Of 1,003 people polled by MRB for the Real News newspaper, 76.3 percent wanted to retain the euro as the country’s currency. Of 1,012 people surveyed by Marc for Ethnos newspaper, 75.8 percent said they prefer to stick with the euro.
“Without a regime change in policy implementation and a much broader political consensus in favor of painful, but necessary, reforms, there is a high risk that the program derails,” ECB Executive Board member Joerg Asmussen said in comments prepared for a European Parliament panel in Brussels yesterday. “Political courage is needed more than ever.”
Pacific Investment Management Co., which runs the world’s biggest bond fund, said it’s “cautious” on euro-area government debt even after the Greek debt restructuring because risks remain that Greece will leave the single-currency area.
“If there is no majority for a continuation of austerity in Greece, the specter of a Greek exit from the euro might well resurface,” Joachim Fels, chief economist at Morgan Stanley, wrote in a note to clients on March 25.
For Greece, “a euro exit will be a national tragedy,” said Vamvakidis of Bank of America. “For the rest of the euro zone, it will be a severe negative shock at least in the short term as the rest of the periphery is still at its early stages of the adjustment process, while the euro zone’s firewall remains underfunded.”

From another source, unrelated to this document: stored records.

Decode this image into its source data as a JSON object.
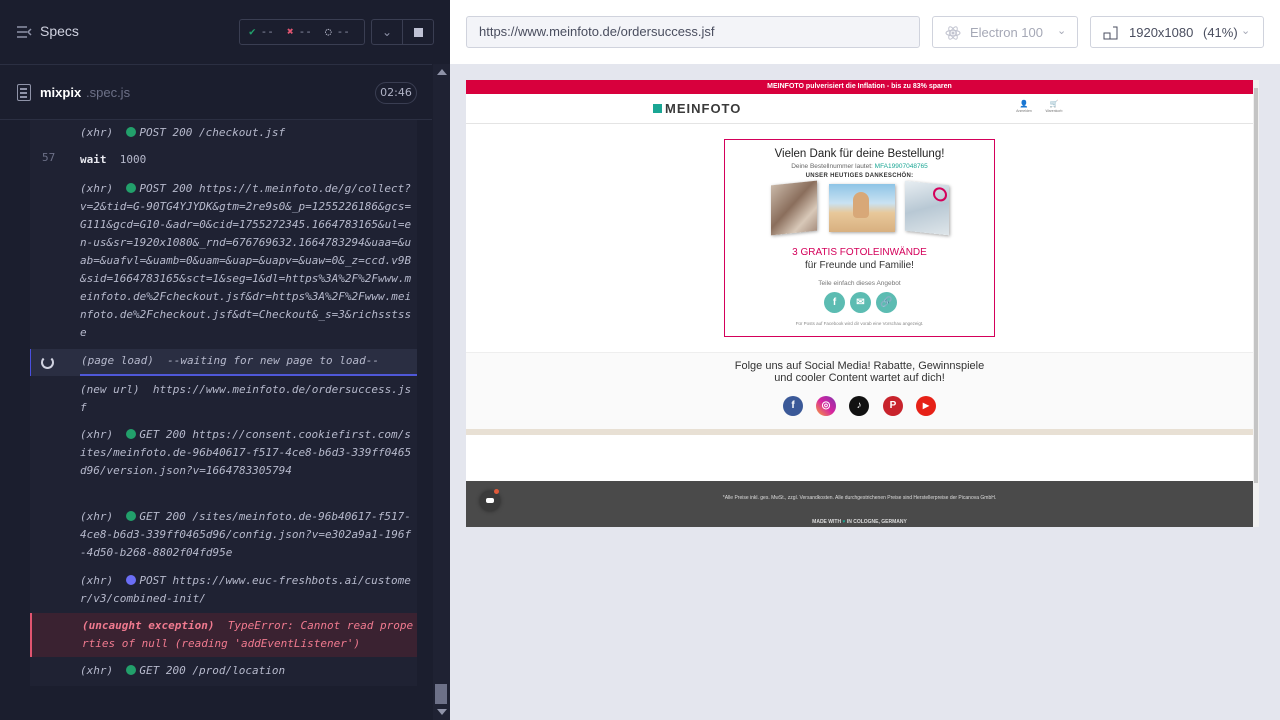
{
  "sidebar": {
    "title": "Specs",
    "stats": {
      "passed": "--",
      "failed": "--",
      "pending": "--"
    },
    "file": {
      "name": "mixpix",
      "ext": ".spec.js",
      "time": "02:46"
    }
  },
  "log": {
    "e1": {
      "prefix": "(xhr)",
      "text": "POST 200 /checkout.jsf"
    },
    "e2": {
      "line": "57",
      "cmd": "wait",
      "arg": "1000"
    },
    "e3": {
      "prefix": "(xhr)",
      "text": "POST 200 https://t.meinfoto.de/g/collect?v=2&tid=G-90TG4YJYDK&gtm=2re9s0&_p=1255226186&gcs=G111&gcd=G10-&adr=0&cid=1755272345.1664783165&ul=en-us&sr=1920x1080&_rnd=676769632.1664783294&uaa=&uab=&uafvl=&uamb=0&uam=&uap=&uapv=&uaw=0&_z=ccd.v9B&sid=1664783165&sct=1&seg=1&dl=https%3A%2F%2Fwww.meinfoto.de%2Fcheckout.jsf&dr=https%3A%2F%2Fwww.meinfoto.de%2Fcheckout.jsf&dt=Checkout&_s=3&richsstsse"
    },
    "e4": {
      "prefix": "(page load)",
      "text": "--waiting for new page to load--"
    },
    "e5": {
      "prefix": "(new url)",
      "text": "https://www.meinfoto.de/ordersuccess.jsf"
    },
    "e6": {
      "prefix": "(xhr)",
      "text": "GET 200 https://consent.cookiefirst.com/sites/meinfoto.de-96b40617-f517-4ce8-b6d3-339ff0465d96/version.json?v=1664783305794"
    },
    "e7": {
      "prefix": "(xhr)",
      "text": "GET 200 /sites/meinfoto.de-96b40617-f517-4ce8-b6d3-339ff0465d96/config.json?v=e302a9a1-196f-4d50-b268-8802f04fd95e"
    },
    "e8": {
      "prefix": "(xhr)",
      "text": "POST https://www.euc-freshbots.ai/customer/v3/combined-init/"
    },
    "e9": {
      "prefix": "(uncaught exception)",
      "text": "TypeError: Cannot read properties of null (reading 'addEventListener')"
    },
    "e10": {
      "prefix": "(xhr)",
      "text": "GET 200 /prod/location"
    }
  },
  "toolbar": {
    "url": "https://www.meinfoto.de/ordersuccess.jsf",
    "browser": "Electron 100",
    "viewport": "1920x1080",
    "zoom": "(41%)"
  },
  "site": {
    "promo": "MEINFOTO pulverisiert die Inflation - bis zu 83% sparen",
    "logo": "MEINFOTO",
    "account_label": "Anmelden",
    "cart_label": "Warenkorb",
    "thanks_title": "Vielen Dank für deine Bestellung!",
    "order_label": "Deine Bestellnummer lautet:",
    "order_number": "MFA19907048765",
    "gift_heading": "UNSER HEUTIGES DANKESCHÖN:",
    "offer_line1": "3 GRATIS FOTOLEINWÄNDE",
    "offer_line2": "für Freunde und Familie!",
    "share_label": "Teile einfach dieses Angebot",
    "share_note": "Für Posts auf Facebook wird dir vorab eine Vorschau angezeigt.",
    "social_title1": "Folge uns auf Social Media! Rabatte, Gewinnspiele",
    "social_title2": "und cooler Content wartet auf dich!",
    "footer_note": "*Alle Preise inkl. ges. MwSt., zzgl. Versandkosten. Alle durchgestrichenen Preise sind Herstellerpreise der Picanova GmbH.",
    "made_in_prefix": "MADE WITH",
    "made_in_suffix": "IN COLOGNE, GERMANY"
  },
  "colors": {
    "accent": "#4f58d8",
    "pass": "#22a06b",
    "fail": "#e05570",
    "brand": "#d8003d",
    "teal": "#1aa694"
  },
  "icons": {
    "facebook": "f",
    "instagram": "◎",
    "tiktok": "♪",
    "pinterest": "P",
    "youtube": "▶"
  }
}
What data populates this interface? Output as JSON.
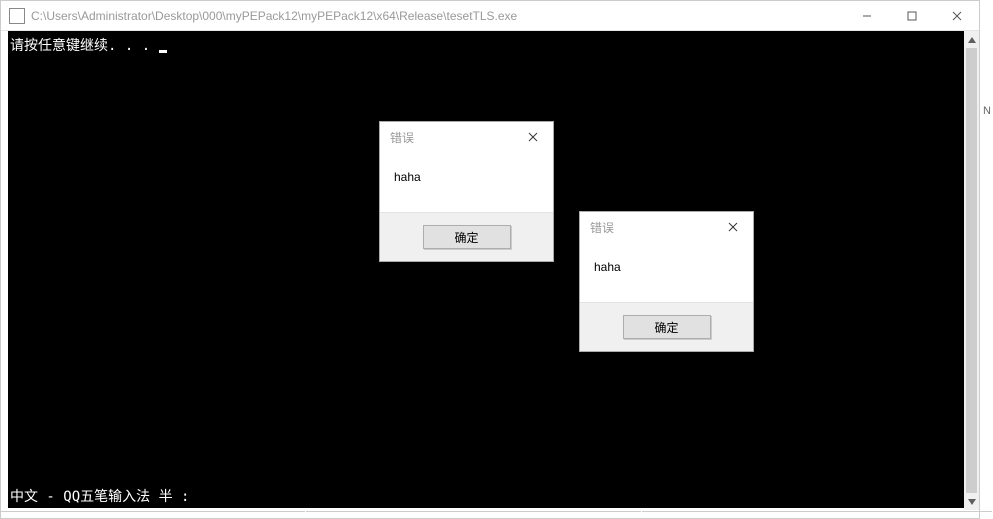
{
  "window": {
    "title": "C:\\Users\\Administrator\\Desktop\\000\\myPEPack12\\myPEPack12\\x64\\Release\\tesetTLS.exe"
  },
  "console": {
    "line1": "请按任意键继续. . . ",
    "ime_status": "中文 - QQ五笔输入法 半 :"
  },
  "dialogs": [
    {
      "title": "错误",
      "message": "haha",
      "ok_label": "确定"
    },
    {
      "title": "错误",
      "message": "haha",
      "ok_label": "确定"
    }
  ],
  "right_hint": "N"
}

Polls show a growing number of Greeks want to vote now, dashing hopes among European policy makers that Papademos, once vice president of the European Central Bank, will be able to push through the necessary economic reforms. In Italy, Monti, a former European commissioner, was installed in November as head of a non-elected government to implement a fiscal plan for the region’s second-most indebted nation.
“Ideally, Greece would have followed the example of Italy and allow a government of technocrats to implement the program, postponing the elections for at least a year,” Vamvakidis said.